Everyday on the drive to the office we pass a corner of Vancouver where men stand around all morning, waiting and hoping to be picked-up for construction work. They arrive early in the morning and stand around for hours in the freezing cold, hoping that a contractor picks them out from a field of scores of other men.

These are men who are trying to make a living, many of whom trying to support families.
I can't imagine the frustration of standing around all morning in the freezing cold, hoping to be picked, and then returning home facing a mountain of bills and a family to feed without the ability to do anything about it.

One of the most common complaints about funding programs for the homeless is the age old "they lack work ethic," "get a job," make an effort." While I know better, I nevertheless understand and can empathize with the emotion that drives that sentiment in many of us.

But here's this group of people who are genuinely trying and struggling to provide for themselves and their families.

But I suspect that this group of men (and groups like them) are almost totally over-looked by society. The people that are on the "fringes of poverty" need our care, compassion and assistance.
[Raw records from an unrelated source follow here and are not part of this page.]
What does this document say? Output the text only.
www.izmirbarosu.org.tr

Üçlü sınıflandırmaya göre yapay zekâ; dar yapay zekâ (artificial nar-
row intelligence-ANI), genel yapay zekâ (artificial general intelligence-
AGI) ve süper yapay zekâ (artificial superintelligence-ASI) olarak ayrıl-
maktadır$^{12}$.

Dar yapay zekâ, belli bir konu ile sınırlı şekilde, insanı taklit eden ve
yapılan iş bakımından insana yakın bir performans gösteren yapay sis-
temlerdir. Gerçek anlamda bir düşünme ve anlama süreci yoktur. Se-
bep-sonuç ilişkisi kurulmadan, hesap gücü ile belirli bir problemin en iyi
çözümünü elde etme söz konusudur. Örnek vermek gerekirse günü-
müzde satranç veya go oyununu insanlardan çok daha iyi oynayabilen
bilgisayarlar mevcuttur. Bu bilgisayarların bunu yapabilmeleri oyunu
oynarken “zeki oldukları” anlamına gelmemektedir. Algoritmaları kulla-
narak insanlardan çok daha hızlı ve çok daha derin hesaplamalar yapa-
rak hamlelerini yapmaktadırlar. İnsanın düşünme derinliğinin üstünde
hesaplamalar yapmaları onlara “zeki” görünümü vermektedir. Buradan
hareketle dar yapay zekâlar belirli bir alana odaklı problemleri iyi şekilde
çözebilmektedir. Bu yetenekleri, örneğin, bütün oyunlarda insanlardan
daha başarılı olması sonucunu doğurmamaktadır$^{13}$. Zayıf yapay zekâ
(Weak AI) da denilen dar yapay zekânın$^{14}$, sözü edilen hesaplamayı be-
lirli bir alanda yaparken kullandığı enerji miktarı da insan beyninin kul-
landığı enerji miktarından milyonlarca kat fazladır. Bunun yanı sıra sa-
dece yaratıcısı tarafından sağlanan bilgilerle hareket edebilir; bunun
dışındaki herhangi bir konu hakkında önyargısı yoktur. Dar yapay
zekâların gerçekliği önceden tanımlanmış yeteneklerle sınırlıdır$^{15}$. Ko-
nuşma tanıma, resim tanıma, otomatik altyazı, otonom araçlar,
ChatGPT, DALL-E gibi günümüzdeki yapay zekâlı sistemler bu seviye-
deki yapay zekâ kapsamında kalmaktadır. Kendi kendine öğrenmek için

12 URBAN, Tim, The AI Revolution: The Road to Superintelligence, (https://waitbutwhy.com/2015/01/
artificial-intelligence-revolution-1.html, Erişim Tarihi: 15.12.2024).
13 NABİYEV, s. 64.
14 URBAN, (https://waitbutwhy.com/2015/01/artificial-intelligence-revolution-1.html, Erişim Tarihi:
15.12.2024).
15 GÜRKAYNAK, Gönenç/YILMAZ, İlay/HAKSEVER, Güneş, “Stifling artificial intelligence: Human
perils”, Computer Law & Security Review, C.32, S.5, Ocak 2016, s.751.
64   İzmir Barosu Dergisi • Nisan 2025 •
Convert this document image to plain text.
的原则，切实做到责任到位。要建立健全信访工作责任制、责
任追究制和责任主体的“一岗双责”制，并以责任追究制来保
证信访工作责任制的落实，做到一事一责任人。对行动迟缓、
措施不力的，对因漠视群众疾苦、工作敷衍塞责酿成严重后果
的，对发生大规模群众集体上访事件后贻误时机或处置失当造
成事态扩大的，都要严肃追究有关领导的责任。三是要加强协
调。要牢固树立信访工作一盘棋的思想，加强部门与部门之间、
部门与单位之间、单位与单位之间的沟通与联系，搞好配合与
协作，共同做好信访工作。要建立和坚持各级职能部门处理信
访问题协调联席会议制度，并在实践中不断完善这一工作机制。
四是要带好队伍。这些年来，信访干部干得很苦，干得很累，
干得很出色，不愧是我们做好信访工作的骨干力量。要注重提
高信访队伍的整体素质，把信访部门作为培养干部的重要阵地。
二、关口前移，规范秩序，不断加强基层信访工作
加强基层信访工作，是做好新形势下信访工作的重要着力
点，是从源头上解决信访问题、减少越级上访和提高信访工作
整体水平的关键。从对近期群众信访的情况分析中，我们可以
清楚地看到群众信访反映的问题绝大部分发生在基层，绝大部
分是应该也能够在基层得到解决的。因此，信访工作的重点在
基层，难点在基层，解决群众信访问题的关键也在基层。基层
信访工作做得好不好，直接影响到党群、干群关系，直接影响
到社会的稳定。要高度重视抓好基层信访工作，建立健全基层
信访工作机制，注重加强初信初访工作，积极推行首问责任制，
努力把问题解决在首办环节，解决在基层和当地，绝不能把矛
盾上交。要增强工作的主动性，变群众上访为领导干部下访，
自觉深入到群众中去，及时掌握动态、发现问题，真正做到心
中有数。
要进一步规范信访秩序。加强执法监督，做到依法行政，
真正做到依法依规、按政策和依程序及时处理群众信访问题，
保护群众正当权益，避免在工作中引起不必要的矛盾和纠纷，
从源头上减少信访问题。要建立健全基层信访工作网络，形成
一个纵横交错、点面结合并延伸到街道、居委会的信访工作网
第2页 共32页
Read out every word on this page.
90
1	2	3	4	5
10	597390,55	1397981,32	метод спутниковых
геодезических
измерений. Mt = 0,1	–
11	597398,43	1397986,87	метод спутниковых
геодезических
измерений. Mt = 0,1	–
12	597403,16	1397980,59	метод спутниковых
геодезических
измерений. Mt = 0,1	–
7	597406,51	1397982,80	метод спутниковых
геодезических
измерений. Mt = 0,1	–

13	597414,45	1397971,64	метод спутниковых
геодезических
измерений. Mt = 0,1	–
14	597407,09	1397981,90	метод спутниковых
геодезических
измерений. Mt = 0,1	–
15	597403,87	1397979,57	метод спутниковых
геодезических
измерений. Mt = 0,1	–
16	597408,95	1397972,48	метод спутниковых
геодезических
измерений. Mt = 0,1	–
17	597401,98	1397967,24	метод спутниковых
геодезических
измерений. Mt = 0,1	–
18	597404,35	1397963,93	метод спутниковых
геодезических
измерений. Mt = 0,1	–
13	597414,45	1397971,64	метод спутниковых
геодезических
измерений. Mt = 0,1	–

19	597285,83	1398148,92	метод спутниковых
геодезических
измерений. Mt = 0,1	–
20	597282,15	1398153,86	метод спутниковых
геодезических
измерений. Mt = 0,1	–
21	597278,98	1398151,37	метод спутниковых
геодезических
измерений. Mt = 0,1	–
I'm thinking about a small group of friends and colleagues to deliver coffee and donuts to this group of guys on a particularly cold day this week. It's not a hand-out. It's just an act of saying "Hey, I recognize that it's freezing out, and I hope this makes waiting around a little more enjoyable."

The gap between the "obvious poor" and the "fringes of poverty" is narrow but while the former can be clearly seen, those living on the fringes are not obvious until they have already fallen. If forced to choose, what would you invest it? Preventing the fall or trying to pick-up the fallen?